Tuesday, April 4, 2017

Definition of Wild

This story is reprised from my 2008 book, Urban Wilderness: Exploring a Metropolitan Watershed. It has long been one of my favorite stories and I recently revisited the site to report on how the place has changed. Stay tuned for that.

The riverside wood opens into a cutover area under high-tension wires. Run-off from an unsheltered, gravelly slope has gouged deep ditches across the path. Some of these have been filled rudely with smashed wooden palettes and sawn posts. This was not done for the mountain bikers who frequent the trail.

The path widens and forks as it enters a deeper wood. I choose the fork nearer the river, though as I proceed the land rises steadily. A large area has become a dirt-bike course, with criss-crossing trails, banked curves, and groomed jumps. Despite this obvious human interference, an uneven terrain, cut with deep ravines, and a heavy tree canopy hung with thick vines makes it seem wilder and wilder. 

Reaching the crest of an escarpment I look down into the broad hollow below with a mixture of wonder and dread. If wilderness means pristine land, untainted by society, then I am nowhere near it, but if it means untamed, savage conditions then I have discovered the "heart of darkness" in metropolitan Milwaukee. Distrusting my senses I climb down the steep slope, clutching tightly at branches as if their stability will also ensure sanity.

Up close the scene at the bottom appears more surreal than sinister. It has a campy air of post-apocalyptic devastation splattered with carnival colors. The rusting hulk of an ancient Gremlin is nestled into the ground, hood and doors ripped from hinges. The original color is long forgotten, concealed by successive layers of pink and chartreuse paint-ball splotches. The topmost layer is moist and vivid. I glance around nervously.  This is the indisputable domain of renegade paintballers. No one is visible.

The rotting guts of several other unidentifiable cars decorate the scene at strategic intervals, radiators and engine blocks exposed, batteries tossed aside, hoses and wires protruding from all angles. Doors and side panels have been propped here and there against living trees and fallen logs alike. These redoubts are reinforced with river rocks, driftwood, plastic mesh fencing, and long strips of sheet metal. Though I am appalled by the wanton disrespect for nature, there is a place deep inside of me that holds a spark of childhood delight. From my own youthful war games I recognize a dormant instinct to assess the territory quickly for maximum tactical advantage. Its virtual remoteness makes this an ideal setting for clandestine conflict.

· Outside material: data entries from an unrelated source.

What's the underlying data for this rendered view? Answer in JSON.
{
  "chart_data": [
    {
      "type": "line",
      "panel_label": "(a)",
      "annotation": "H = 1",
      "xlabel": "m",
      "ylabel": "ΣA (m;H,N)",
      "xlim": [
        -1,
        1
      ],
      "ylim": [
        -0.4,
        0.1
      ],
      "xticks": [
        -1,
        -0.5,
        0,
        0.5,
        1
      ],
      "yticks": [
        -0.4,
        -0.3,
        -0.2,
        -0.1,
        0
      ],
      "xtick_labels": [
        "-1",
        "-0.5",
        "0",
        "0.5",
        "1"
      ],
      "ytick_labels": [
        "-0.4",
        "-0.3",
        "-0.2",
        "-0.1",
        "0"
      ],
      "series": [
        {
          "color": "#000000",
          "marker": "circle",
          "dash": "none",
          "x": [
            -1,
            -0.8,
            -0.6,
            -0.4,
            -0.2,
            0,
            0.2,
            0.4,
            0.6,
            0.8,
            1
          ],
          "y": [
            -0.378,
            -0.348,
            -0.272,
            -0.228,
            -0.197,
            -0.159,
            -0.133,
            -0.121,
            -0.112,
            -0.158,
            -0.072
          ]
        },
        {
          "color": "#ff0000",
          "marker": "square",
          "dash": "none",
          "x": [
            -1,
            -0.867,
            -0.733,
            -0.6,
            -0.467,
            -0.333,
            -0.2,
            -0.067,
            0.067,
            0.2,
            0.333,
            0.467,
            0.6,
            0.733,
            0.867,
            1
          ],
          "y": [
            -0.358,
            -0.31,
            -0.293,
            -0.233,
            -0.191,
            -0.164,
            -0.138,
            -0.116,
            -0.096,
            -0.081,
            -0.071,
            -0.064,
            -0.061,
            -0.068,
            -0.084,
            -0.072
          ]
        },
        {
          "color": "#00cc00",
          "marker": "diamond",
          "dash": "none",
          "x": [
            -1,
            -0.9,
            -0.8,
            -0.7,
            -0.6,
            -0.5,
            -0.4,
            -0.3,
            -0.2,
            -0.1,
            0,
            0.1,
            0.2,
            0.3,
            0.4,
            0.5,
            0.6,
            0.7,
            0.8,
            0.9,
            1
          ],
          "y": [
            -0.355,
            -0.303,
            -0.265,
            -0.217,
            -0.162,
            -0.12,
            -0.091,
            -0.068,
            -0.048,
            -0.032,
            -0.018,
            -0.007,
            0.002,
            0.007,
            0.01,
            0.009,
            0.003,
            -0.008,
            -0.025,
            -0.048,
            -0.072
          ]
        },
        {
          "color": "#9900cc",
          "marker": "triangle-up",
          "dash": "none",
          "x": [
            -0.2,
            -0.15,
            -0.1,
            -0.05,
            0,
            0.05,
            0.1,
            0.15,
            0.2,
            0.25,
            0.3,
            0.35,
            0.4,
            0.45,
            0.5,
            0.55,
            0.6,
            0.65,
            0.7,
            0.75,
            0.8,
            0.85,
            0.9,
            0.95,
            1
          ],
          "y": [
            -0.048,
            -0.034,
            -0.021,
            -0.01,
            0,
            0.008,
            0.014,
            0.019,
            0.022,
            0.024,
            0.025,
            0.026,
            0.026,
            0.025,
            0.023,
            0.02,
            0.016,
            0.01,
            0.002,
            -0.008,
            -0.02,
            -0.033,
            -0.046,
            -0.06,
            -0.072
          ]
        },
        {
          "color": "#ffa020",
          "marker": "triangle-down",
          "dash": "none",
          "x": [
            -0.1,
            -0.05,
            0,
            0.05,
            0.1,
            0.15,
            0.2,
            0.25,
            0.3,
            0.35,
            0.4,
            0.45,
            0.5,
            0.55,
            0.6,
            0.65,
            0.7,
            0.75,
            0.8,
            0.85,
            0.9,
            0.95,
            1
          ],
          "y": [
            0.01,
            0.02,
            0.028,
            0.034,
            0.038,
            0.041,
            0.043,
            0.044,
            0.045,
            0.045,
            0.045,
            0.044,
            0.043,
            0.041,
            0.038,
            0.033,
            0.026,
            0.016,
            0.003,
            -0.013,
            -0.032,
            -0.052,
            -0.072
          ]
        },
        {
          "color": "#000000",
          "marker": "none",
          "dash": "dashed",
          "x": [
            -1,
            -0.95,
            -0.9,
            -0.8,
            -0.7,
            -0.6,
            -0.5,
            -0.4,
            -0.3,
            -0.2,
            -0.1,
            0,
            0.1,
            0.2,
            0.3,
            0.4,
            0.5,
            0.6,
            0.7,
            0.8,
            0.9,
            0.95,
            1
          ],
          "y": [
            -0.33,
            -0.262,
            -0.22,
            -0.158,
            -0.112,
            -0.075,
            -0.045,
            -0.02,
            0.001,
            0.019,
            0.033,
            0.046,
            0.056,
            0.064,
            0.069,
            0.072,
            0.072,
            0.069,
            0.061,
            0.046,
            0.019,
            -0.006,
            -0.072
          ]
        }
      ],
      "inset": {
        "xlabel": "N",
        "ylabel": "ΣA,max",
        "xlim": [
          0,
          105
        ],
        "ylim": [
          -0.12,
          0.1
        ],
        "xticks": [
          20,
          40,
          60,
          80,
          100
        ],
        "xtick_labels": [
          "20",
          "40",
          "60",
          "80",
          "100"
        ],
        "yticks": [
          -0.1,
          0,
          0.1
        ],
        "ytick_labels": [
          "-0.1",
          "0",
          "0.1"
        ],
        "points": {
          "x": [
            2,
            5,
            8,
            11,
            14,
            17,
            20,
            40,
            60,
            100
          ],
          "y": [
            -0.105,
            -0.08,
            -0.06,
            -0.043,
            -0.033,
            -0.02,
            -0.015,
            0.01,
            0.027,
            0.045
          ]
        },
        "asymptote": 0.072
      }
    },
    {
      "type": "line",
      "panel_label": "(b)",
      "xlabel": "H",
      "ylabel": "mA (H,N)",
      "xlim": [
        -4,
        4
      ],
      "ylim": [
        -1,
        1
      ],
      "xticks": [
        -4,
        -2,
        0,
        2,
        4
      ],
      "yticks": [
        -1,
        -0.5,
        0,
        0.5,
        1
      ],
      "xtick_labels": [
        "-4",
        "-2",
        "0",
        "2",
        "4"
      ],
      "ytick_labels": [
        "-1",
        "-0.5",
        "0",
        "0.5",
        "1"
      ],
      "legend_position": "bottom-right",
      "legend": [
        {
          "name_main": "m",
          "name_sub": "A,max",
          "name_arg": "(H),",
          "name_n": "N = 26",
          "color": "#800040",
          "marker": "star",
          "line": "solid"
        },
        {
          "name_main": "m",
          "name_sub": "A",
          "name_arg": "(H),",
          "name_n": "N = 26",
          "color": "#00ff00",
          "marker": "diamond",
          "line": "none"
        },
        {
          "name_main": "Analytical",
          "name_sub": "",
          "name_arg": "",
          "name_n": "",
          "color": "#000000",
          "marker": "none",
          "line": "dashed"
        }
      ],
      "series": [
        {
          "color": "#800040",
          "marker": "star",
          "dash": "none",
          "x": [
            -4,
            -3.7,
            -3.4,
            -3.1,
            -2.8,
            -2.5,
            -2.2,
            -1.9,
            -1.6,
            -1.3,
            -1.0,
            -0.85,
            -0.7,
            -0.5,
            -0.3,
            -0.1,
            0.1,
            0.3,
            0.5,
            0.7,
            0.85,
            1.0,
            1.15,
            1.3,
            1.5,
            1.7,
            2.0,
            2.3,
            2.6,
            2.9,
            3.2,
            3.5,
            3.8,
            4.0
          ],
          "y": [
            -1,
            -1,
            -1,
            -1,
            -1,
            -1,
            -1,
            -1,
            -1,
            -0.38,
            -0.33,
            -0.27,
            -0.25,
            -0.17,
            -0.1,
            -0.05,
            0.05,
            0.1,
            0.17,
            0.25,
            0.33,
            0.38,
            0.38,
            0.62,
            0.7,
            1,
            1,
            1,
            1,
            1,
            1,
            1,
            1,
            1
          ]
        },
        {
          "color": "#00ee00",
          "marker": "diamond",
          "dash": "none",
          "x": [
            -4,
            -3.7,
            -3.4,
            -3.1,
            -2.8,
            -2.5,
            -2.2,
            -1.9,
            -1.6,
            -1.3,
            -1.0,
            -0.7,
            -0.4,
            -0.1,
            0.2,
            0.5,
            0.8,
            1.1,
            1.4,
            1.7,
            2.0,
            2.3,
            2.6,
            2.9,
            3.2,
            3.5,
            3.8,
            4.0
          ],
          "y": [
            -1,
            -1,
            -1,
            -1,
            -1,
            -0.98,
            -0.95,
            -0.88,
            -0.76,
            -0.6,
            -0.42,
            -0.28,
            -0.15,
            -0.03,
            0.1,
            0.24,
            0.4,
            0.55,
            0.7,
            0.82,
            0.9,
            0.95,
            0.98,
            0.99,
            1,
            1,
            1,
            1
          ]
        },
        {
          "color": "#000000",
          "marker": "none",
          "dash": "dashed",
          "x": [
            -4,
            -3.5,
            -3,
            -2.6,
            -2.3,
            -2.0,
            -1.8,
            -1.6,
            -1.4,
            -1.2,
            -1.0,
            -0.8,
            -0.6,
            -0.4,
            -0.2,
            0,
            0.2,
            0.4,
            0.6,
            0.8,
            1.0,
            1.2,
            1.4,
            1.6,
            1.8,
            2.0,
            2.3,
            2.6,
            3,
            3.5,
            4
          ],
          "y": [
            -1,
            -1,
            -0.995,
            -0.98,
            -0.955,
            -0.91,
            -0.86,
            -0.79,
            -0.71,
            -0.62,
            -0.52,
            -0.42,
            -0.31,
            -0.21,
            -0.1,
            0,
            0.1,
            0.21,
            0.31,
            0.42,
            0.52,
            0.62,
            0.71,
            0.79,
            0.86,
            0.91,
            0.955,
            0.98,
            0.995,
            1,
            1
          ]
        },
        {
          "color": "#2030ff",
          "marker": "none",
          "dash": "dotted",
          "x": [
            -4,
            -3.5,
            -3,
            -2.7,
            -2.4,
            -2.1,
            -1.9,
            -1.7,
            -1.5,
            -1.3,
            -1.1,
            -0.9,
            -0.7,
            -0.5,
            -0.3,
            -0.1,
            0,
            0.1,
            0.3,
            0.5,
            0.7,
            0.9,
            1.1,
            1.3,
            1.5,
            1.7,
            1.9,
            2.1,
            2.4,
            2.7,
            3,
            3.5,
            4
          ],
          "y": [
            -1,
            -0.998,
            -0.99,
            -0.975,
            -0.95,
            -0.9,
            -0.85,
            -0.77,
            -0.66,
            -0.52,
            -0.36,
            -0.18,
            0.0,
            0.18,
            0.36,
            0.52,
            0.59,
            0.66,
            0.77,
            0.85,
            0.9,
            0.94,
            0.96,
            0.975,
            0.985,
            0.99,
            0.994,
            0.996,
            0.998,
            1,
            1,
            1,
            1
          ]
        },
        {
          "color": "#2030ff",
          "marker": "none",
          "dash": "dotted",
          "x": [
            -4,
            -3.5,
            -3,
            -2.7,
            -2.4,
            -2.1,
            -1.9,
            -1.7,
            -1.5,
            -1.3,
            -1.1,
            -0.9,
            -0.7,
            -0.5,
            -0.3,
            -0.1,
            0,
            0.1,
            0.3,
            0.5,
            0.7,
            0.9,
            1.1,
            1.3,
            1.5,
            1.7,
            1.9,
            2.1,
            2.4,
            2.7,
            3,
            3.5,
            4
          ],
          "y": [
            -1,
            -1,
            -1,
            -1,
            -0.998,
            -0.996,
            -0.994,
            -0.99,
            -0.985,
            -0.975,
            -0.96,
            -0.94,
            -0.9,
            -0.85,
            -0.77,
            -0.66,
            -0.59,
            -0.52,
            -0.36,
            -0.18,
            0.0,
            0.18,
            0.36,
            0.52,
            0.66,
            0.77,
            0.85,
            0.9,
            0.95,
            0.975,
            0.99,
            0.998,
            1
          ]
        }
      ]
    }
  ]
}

The river encircles the 'battlefield" in a wide arc. Stands of huge willows and cottonwoods, along with smaller box elders and hawthorns, anchor a bit of higher ground in the center of the oxbow. Floodwaters have cleansed the ground repeatedly, scouring away the soil, exposing underlying rock, and leaving twisted tangles of debris wrapped around the upstream sides of trees, boulders, and bulky metallic carcasses alike.  Wargames aside, this would be a truly wild and dangerous place after a thunderstorm.

The secret of this place's remoteness lies just ahead. The river emerges from gargantuan triple arches under the massive concrete wall of a railroad bridge rising higher even than the bluff down which I scrambled. Inside the tunnel under one of the arches I meet the perpetrators. I had imagined teenagers out for a bit of a lark. I find the truth more chilling. There are four men, dressed in camouflage, ranging in age from thirty to fifty or so. They don't appear to be having fun, bearing grim expressions and nasty-looking short-barreled weapons. In the dimness I make out several opened ammo boxes and numerous small pink and yellow balls, along with beer cans in the dirt and graffiti on the walls. Most incongruous is a complete set of bleachers propped on a sandbar like a reviewing stand for the military exercises outside. How it came to be here is beyond my imagination.

Distracted, the men look up at me. I wave briefly and say something politely banal. They go back to loading their weapons.

Next to the railroad embankment is a slope slightly less steep, which explains the presence of the abandoned cars, if not the bleachers. A remaining mystery is yet to be solved: how can we learn to appreciate the wildness inherent in the land, and not debase it with barbarity?


Excerpt from Urban Wilderness: Exploring a Metropolitan Watershed, published by the Center for American Places at Columbia College Chicago, 2008, p. 78. © Eddee Daniel.